L’avis de... Pablo Garmon, expert indépendant en « execution consulting »

« Les coûts d’exécution implicites restent difficiles à quantifier »

le 24/05/2012 L'AGEFI Hebdo

Les coûts implicites ont-ils été améliorés depuis quatre ans en Europe ?

Globalement oui, du fait de la combinaison de plusieurs facteurs. Avec la directive MIF (Marchés d’instruments financiers), les plates-formes boursières ont apporté de nouvelles technologies, de nouveaux types d’ordres (Deutsche Börse récemment). Les intermédiaires ont suivi cette « électronisation » et développé de nouveaux outils pour plus de rapidité, de traçabilité et d’accès à la liquidité des différentes plates-formes (transparentes ou non). Et les gérants ont appris à choisir les meilleurs courtiers selon les marchés, valeurs, phases de trading, etc. Mais valeur par valeur ou ordre par ordre, cette amélioration n’est pas assurée, notamment sur des midcaps moins liquides pour lesquelles l’engagement en capital des brokers, qui permettait d’être assuré d’une exécution dans certains cas par le passé, a diminué avec la crise.

Comment mesurer ces coûts ?

Par nature, ils sont peu visibles et difficiles à quantifier. Et aucun marché ou broker ne diffuse de référentiel de qualité en temps réel. Les critères retenus doivent aussi être différents selon les clients. Le prix moyen de la journée pondéré par les volumes (volume-weighted average price, VWAP) a longtemps été le principal pour les institutionnels (gros ordres). Mais avec la fragmentation et les lacunes des comptes-rendus (reportings) sur l’OTC (gré à gré), il existe désormais une multitude de VWAP possibles. Et faute d’un reporting post-trade rapide, on n’est plus sûr de couvrir la totalité des transactions dans une analyse quotidienne. Tout cela nécessite des due diligences poussées pour le gérant qui doit trouver la référence qui convient à son style de trading.

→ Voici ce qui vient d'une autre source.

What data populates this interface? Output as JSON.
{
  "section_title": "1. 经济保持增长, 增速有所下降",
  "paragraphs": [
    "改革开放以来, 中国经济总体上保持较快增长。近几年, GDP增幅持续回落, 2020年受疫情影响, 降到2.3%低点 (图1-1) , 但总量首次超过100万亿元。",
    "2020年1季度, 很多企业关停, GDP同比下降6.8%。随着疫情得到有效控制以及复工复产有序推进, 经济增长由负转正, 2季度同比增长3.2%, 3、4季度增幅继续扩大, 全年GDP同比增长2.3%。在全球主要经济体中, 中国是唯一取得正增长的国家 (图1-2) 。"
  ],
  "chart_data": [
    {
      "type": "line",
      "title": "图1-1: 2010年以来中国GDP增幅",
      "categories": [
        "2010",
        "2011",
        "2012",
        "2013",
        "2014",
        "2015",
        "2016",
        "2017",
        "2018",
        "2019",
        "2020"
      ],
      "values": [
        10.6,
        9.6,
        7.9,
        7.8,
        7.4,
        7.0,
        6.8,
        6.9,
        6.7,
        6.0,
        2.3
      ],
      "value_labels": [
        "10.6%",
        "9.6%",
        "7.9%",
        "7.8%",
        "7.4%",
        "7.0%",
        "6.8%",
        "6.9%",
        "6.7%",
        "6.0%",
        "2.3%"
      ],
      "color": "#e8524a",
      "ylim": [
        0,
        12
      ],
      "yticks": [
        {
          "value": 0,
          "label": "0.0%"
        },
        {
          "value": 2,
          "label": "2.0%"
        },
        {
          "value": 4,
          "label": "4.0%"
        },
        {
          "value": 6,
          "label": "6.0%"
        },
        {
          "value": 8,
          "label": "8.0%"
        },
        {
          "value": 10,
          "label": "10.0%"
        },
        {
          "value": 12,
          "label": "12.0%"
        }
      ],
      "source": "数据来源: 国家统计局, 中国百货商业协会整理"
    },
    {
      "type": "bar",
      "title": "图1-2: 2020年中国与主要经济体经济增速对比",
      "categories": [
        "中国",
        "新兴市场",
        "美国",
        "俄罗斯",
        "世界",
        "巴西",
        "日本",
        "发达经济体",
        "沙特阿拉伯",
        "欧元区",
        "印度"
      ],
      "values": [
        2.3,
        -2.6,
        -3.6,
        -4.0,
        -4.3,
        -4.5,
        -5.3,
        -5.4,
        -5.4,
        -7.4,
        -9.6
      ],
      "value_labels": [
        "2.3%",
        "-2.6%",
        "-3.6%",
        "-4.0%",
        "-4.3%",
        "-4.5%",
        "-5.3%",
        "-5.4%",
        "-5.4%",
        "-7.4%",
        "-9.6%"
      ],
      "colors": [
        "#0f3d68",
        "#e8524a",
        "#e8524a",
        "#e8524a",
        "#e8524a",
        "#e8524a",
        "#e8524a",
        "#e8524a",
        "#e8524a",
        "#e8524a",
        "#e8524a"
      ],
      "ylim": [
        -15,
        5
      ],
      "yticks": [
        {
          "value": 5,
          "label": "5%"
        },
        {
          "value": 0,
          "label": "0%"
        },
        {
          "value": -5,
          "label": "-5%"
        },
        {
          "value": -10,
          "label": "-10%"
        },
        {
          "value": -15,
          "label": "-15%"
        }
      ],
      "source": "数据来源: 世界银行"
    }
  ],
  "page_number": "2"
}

Comment le gérant peut-il affiner cette analyse ?

D’abord avec une traçabilité des diverses étapes pour chaque ordre. Ensuite, en comparant le double critère quantité/prix offert, avec une base de données à la milliseconde : les gérants recherchent désormais une analyse des coûts également pendant l’ordre, voire en anticipation, en pre-trade. En post-trade, on en voit de plus en plus demander (en interne ou auprès de prestataires) une analyse très détaillée de leur impact de marché (execution consulting). En pre-trade, il s’agit de construire des algorithmes capables de tenir compte de tous les facteurs : volatilité, micro-phases de trading, courbe de répartition des volumes, techniques anti-gaming face au HFT (ordres à haute fréquence), pourcentages de participation optimal sur le marché, etc.